The company is betting that you won't die within the time period, so even though the entire face value is at risk (at least for the first few years), the entire premium will ultimately be profit for them. At the end of the term, you will either cancel the insurance, or convert it to some other form of term insurance, either annually renewable, or decreasing term. Thus, in 20 years, your new premium will be based on your age at that time, and will go up sharply. Furthermore, while some companies offer the option of converting a Term to Whole Life, most limit your choices to simply another type of Term. The odds are all on their side.

Why did they do this?
The rationale used to get people to buy cheap Term insurance was to "buy Term and invest the difference." In the mid to late 20th century, the stock market was booming, interest on savings was as high as 11 to 14% in some places, and various mutual funds appeared to have no ceiling.
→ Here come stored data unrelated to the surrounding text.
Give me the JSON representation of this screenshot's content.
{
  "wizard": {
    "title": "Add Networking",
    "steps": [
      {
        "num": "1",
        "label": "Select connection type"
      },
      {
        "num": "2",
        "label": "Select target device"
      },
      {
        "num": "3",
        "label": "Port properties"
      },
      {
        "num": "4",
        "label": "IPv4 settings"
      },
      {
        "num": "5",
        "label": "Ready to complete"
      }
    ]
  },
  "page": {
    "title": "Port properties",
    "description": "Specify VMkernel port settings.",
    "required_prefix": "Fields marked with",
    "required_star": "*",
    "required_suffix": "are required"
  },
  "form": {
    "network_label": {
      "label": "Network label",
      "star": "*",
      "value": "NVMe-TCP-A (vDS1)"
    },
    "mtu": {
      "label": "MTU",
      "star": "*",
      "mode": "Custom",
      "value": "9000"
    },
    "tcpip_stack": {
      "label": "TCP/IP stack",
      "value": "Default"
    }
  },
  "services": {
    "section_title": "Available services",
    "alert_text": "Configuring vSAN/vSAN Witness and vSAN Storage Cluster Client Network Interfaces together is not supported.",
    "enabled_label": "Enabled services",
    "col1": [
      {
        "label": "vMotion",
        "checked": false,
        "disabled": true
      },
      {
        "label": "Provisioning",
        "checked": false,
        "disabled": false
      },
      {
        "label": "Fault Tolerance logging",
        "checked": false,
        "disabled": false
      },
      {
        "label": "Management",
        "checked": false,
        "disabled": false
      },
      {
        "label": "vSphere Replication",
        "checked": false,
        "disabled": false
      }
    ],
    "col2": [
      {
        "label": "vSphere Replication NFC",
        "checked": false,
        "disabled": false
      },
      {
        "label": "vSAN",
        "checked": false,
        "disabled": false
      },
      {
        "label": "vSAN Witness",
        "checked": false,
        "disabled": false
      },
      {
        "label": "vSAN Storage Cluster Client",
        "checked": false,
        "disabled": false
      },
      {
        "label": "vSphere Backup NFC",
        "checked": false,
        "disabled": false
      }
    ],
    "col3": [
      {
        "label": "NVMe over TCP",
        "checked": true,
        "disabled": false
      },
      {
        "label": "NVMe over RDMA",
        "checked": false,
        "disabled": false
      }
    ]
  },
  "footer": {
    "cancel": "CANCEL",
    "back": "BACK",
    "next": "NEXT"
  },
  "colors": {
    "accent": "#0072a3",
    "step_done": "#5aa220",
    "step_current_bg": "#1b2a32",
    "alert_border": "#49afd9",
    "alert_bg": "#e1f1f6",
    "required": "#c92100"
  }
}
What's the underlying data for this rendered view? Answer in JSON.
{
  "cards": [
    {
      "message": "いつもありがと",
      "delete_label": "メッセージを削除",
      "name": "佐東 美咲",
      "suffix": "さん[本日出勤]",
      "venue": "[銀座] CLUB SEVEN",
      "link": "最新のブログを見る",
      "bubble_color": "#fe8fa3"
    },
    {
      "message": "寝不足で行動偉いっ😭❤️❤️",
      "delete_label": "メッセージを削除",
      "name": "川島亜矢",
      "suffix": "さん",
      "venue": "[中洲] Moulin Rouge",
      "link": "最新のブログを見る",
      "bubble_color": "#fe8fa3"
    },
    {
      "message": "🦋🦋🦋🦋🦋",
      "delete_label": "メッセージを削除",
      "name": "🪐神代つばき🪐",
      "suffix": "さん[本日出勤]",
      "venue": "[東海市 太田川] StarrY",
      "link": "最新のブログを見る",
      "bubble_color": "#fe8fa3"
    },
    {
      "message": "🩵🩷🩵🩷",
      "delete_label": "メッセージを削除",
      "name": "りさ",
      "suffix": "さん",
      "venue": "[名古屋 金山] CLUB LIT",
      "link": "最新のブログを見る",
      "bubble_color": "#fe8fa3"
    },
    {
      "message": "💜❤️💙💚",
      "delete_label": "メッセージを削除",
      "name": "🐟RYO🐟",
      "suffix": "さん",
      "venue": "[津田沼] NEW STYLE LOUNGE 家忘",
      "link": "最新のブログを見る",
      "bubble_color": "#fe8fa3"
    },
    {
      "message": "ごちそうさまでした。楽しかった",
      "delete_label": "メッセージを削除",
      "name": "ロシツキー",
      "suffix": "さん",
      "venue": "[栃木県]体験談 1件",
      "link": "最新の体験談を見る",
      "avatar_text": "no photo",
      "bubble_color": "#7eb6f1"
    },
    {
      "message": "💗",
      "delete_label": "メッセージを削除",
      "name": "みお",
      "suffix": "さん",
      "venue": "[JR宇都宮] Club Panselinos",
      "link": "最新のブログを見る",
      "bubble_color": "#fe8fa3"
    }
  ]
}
Thus, agents reasoned (under instruction from their companies), instead of spending all that money on Whole Life in hopes of having a cash value that could be used later as an investment, a client could buy the cheapest insurance possible, protect home and family for 20 years, and simultaneously invest the money that would have been spent on more expensive life insurance. By the time the life insurance expired, the investment, at compounded interest, would be enormous, giving a person both a retirement fund and enough money for final expenses.

Why didn't it work?
The logic of the Term soliciting made sense. The problem was, very few people ever invested the difference. Some companies preyed on low income families who had no clue about investing while others simply left it up to the client to figure out what the "difference" actually was and where to invest it. If a company had nothing but Term to offer (which is all some had) they had no reliable way of comparing Term to Whole Life; who would know how much to "invest." Furthermore, many clients—feeling the financial crunch of raising large baby-boomer families—were concerned only about having life insurance in the event of an emergency. They trusted to retirement pensions for money in their senior years, and took advantage of cheap insurance to keep more money in their pockets. Knowing they should invest some of that money, many put off doing so, thinking they would have more money when the kids were through college, or when the house was paid off. It didn't work like that, of course, and today, an alarming percentage of people about to retire are discovering the Term insurance they took out 20 years ago is going to be impossible to maintain. Additionally, many who believed they had life insurance "on the job" are discovering that the employers control the policies—meaning a person's insurance can entirely disappear once they retire.